Pigs typically develop antibodies to CSF during the third week of infection, with the antibodies persisting in the surviving animal for years, or even for life [18]. Hence, CSF diagnosis in the early stages of infection should be achieved, preferably through detection of the viral antigen. The LFA device that we have developed can be used in field conditions to screen for viral antigen, with positive samples being confirmed using conventional virus isolation techniques. While the LFA device’s sensitivity and specificity can be improved further, it can still be used as an initial on-the-farm screening test. The LFA device is easy to use, and in our study the results could be read in 10 min without the need for any specialized equipment, factors which make this device suitable for field conditions.

We have examined the ability of the LFA to detect CSFV using various ante-mortem samples such as nasal secretions, whole blood and plasma, and post-mortem samples including tonsils, kidney, liver, spleen and lymph nodes to assess the efficiency of the assay with both types of sample. However, the number of ante-mortem samples tested was limited compared to the number of post-mortem samples. It is worth noting that the clinical picture of CSFV can be different, depending on several factors including the age of the pigs. Hence, further in-depth studies involving experimental challenge of pigs to evaluate the amount of virus present in ante-mortem samples is required to establish the most appropriate sample and stage of infection for this assay.
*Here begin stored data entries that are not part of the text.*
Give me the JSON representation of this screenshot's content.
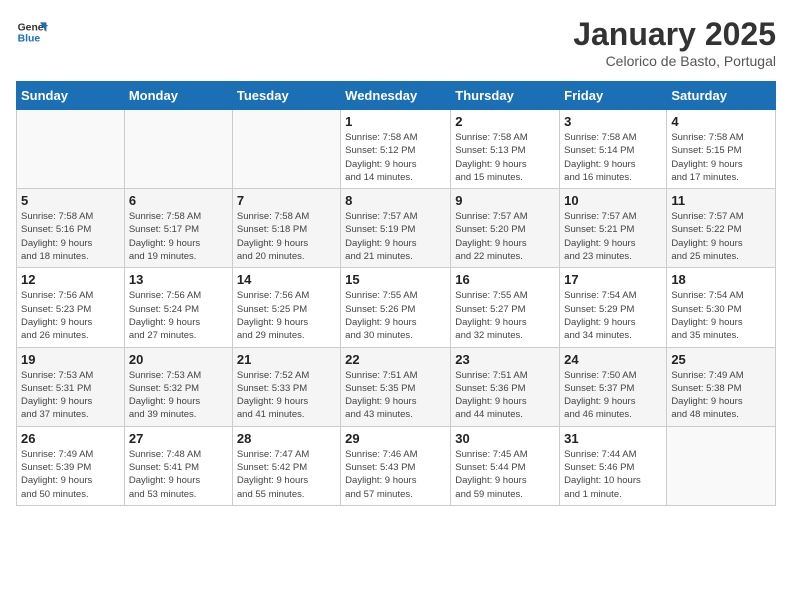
{
  "logo": {
    "line1": "General",
    "line2": "Blue"
  },
  "title": "January 2025",
  "subtitle": "Celorico de Basto, Portugal",
  "weekdays": [
    "Sunday",
    "Monday",
    "Tuesday",
    "Wednesday",
    "Thursday",
    "Friday",
    "Saturday"
  ],
  "weeks": [
    [
      {
        "day": "",
        "info": ""
      },
      {
        "day": "",
        "info": ""
      },
      {
        "day": "",
        "info": ""
      },
      {
        "day": "1",
        "info": "Sunrise: 7:58 AM\nSunset: 5:12 PM\nDaylight: 9 hours\nand 14 minutes."
      },
      {
        "day": "2",
        "info": "Sunrise: 7:58 AM\nSunset: 5:13 PM\nDaylight: 9 hours\nand 15 minutes."
      },
      {
        "day": "3",
        "info": "Sunrise: 7:58 AM\nSunset: 5:14 PM\nDaylight: 9 hours\nand 16 minutes."
      },
      {
        "day": "4",
        "info": "Sunrise: 7:58 AM\nSunset: 5:15 PM\nDaylight: 9 hours\nand 17 minutes."
      }
    ],
    [
      {
        "day": "5",
        "info": "Sunrise: 7:58 AM\nSunset: 5:16 PM\nDaylight: 9 hours\nand 18 minutes."
      },
      {
        "day": "6",
        "info": "Sunrise: 7:58 AM\nSunset: 5:17 PM\nDaylight: 9 hours\nand 19 minutes."
      },
      {
        "day": "7",
        "info": "Sunrise: 7:58 AM\nSunset: 5:18 PM\nDaylight: 9 hours\nand 20 minutes."
      },
      {
        "day": "8",
        "info": "Sunrise: 7:57 AM\nSunset: 5:19 PM\nDaylight: 9 hours\nand 21 minutes."
      },
      {
        "day": "9",
        "info": "Sunrise: 7:57 AM\nSunset: 5:20 PM\nDaylight: 9 hours\nand 22 minutes."
      },
      {
        "day": "10",
        "info": "Sunrise: 7:57 AM\nSunset: 5:21 PM\nDaylight: 9 hours\nand 23 minutes."
      },
      {
        "day": "11",
        "info": "Sunrise: 7:57 AM\nSunset: 5:22 PM\nDaylight: 9 hours\nand 25 minutes."
      }
    ],
    [
      {
        "day": "12",
        "info": "Sunrise: 7:56 AM\nSunset: 5:23 PM\nDaylight: 9 hours\nand 26 minutes."
      },
      {
        "day": "13",
        "info": "Sunrise: 7:56 AM\nSunset: 5:24 PM\nDaylight: 9 hours\nand 27 minutes."
      },
      {
        "day": "14",
        "info": "Sunrise: 7:56 AM\nSunset: 5:25 PM\nDaylight: 9 hours\nand 29 minutes."
      },
      {
        "day": "15",
        "info": "Sunrise: 7:55 AM\nSunset: 5:26 PM\nDaylight: 9 hours\nand 30 minutes."
      },
      {
        "day": "16",
        "info": "Sunrise: 7:55 AM\nSunset: 5:27 PM\nDaylight: 9 hours\nand 32 minutes."
      },
      {
        "day": "17",
        "info": "Sunrise: 7:54 AM\nSunset: 5:29 PM\nDaylight: 9 hours\nand 34 minutes."
      },
      {
        "day": "18",
        "info": "Sunrise: 7:54 AM\nSunset: 5:30 PM\nDaylight: 9 hours\nand 35 minutes."
      }
    ],
    [
      {
        "day": "19",
        "info": "Sunrise: 7:53 AM\nSunset: 5:31 PM\nDaylight: 9 hours\nand 37 minutes."
      },
      {
        "day": "20",
        "info": "Sunrise: 7:53 AM\nSunset: 5:32 PM\nDaylight: 9 hours\nand 39 minutes."
      },
      {
        "day": "21",
        "info": "Sunrise: 7:52 AM\nSunset: 5:33 PM\nDaylight: 9 hours\nand 41 minutes."
      },
      {
        "day": "22",
        "info": "Sunrise: 7:51 AM\nSunset: 5:35 PM\nDaylight: 9 hours\nand 43 minutes."
      },
      {
        "day": "23",
        "info": "Sunrise: 7:51 AM\nSunset: 5:36 PM\nDaylight: 9 hours\nand 44 minutes."
      },
      {
        "day": "24",
        "info": "Sunrise: 7:50 AM\nSunset: 5:37 PM\nDaylight: 9 hours\nand 46 minutes."
      },
      {
        "day": "25",
        "info": "Sunrise: 7:49 AM\nSunset: 5:38 PM\nDaylight: 9 hours\nand 48 minutes."
      }
    ],
    [
      {
        "day": "26",
        "info": "Sunrise: 7:49 AM\nSunset: 5:39 PM\nDaylight: 9 hours\nand 50 minutes."
      },
      {
        "day": "27",
        "info": "Sunrise: 7:48 AM\nSunset: 5:41 PM\nDaylight: 9 hours\nand 53 minutes."
      },
      {
        "day": "28",
        "info": "Sunrise: 7:47 AM\nSunset: 5:42 PM\nDaylight: 9 hours\nand 55 minutes."
      },
      {
        "day": "29",
        "info": "Sunrise: 7:46 AM\nSunset: 5:43 PM\nDaylight: 9 hours\nand 57 minutes."
      },
      {
        "day": "30",
        "info": "Sunrise: 7:45 AM\nSunset: 5:44 PM\nDaylight: 9 hours\nand 59 minutes."
      },
      {
        "day": "31",
        "info": "Sunrise: 7:44 AM\nSunset: 5:46 PM\nDaylight: 10 hours\nand 1 minute."
      },
      {
        "day": "",
        "info": ""
      }
    ]
  ]
}
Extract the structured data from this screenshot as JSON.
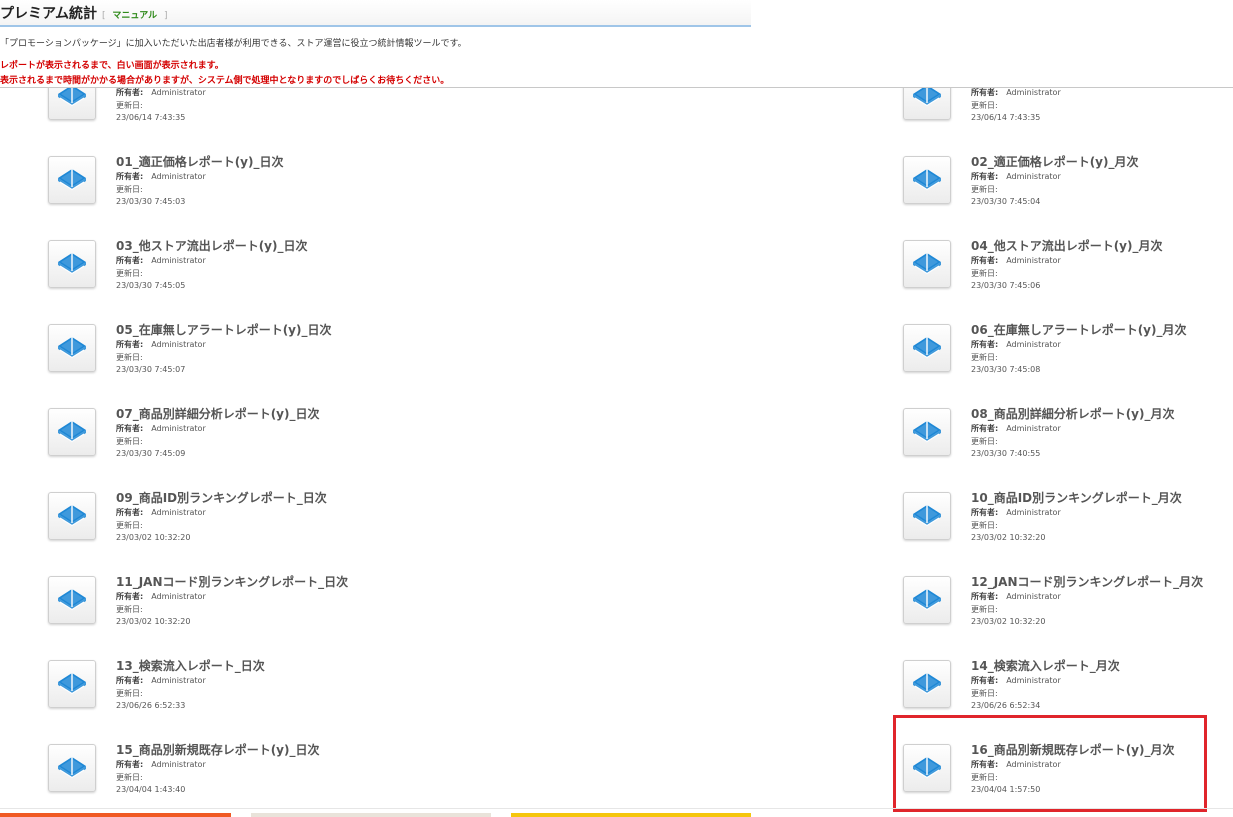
{
  "header": {
    "title": "プレミアム統計",
    "manual_open": "[",
    "manual_link": "マニュアル",
    "manual_close": "]"
  },
  "description": "「プロモーションパッケージ」に加入いただいた出店者様が利用できる、ストア運営に役立つ統計情報ツールです。",
  "warnings": [
    "レポートが表示されるまで、白い画面が表示されます。",
    "表示されるまで時間がかかる場合がありますが、システム側で処理中となりますのでしばらくお待ちください。"
  ],
  "labels": {
    "owner": "所有者:",
    "updated": "更新日:"
  },
  "partial_row": {
    "left": {
      "owner": "Administrator",
      "date": "23/06/14 7:43:35"
    },
    "right": {
      "owner": "Administrator",
      "date": "23/06/14 7:43:35"
    }
  },
  "reports": [
    {
      "name": "01_適正価格レポート(y)_日次",
      "owner": "Administrator",
      "date": "23/03/30 7:45:03"
    },
    {
      "name": "02_適正価格レポート(y)_月次",
      "owner": "Administrator",
      "date": "23/03/30 7:45:04"
    },
    {
      "name": "03_他ストア流出レポート(y)_日次",
      "owner": "Administrator",
      "date": "23/03/30 7:45:05"
    },
    {
      "name": "04_他ストア流出レポート(y)_月次",
      "owner": "Administrator",
      "date": "23/03/30 7:45:06"
    },
    {
      "name": "05_在庫無しアラートレポート(y)_日次",
      "owner": "Administrator",
      "date": "23/03/30 7:45:07"
    },
    {
      "name": "06_在庫無しアラートレポート(y)_月次",
      "owner": "Administrator",
      "date": "23/03/30 7:45:08"
    },
    {
      "name": "07_商品別詳細分析レポート(y)_日次",
      "owner": "Administrator",
      "date": "23/03/30 7:45:09"
    },
    {
      "name": "08_商品別詳細分析レポート(y)_月次",
      "owner": "Administrator",
      "date": "23/03/30 7:40:55"
    },
    {
      "name": "09_商品ID別ランキングレポート_日次",
      "owner": "Administrator",
      "date": "23/03/02 10:32:20"
    },
    {
      "name": "10_商品ID別ランキングレポート_月次",
      "owner": "Administrator",
      "date": "23/03/02 10:32:20"
    },
    {
      "name": "11_JANコード別ランキングレポート_日次",
      "owner": "Administrator",
      "date": "23/03/02 10:32:20"
    },
    {
      "name": "12_JANコード別ランキングレポート_月次",
      "owner": "Administrator",
      "date": "23/03/02 10:32:20"
    },
    {
      "name": "13_検索流入レポート_日次",
      "owner": "Administrator",
      "date": "23/06/26 6:52:33"
    },
    {
      "name": "14_検索流入レポート_月次",
      "owner": "Administrator",
      "date": "23/06/26 6:52:34"
    },
    {
      "name": "15_商品別新規既存レポート(y)_日次",
      "owner": "Administrator",
      "date": "23/04/04 1:43:40"
    },
    {
      "name": "16_商品別新規既存レポート(y)_月次",
      "owner": "Administrator",
      "date": "23/04/04 1:57:50"
    }
  ],
  "icon": "report-book-icon",
  "colors": {
    "warning": "#d40000",
    "highlight": "#e0252b",
    "icon": "#1e88d6",
    "manual": "#2f8a1a"
  }
}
There are several aspects that can be looked into for improving the sensitivity of the LFA device. These include flow properties of the analytical membrane, absorptive capacity of the distal sink, the time the sample spends with the detection analyte in the release pad before coming into contact with the nitrocellulose membrane, the amount of capture antibodies applied to the membrane, pretreatment of the sample pad, and the quality of antibodies used [19]. Further standardization of the test module addressing these aspects could help in increasing the sensitivity of the assay and improving the results.

In summary, we report the development of a simple and reliable immuno-chromatographic LFA for on-the-farm detection of CSFV. This test offers several advantages over the conventional diagnostic tests in that it is cheap, rapid, convenient to use, and is expected to have a good shelf life. This test can serve as a preliminary screening device for the diagnosis of CSF under field conditions, followed by confirmation with conventional laboratory tests. We believe that this assay would be extremely helpful in the diagnosis of CSFV in resource poor and rural pig producing parts of the world.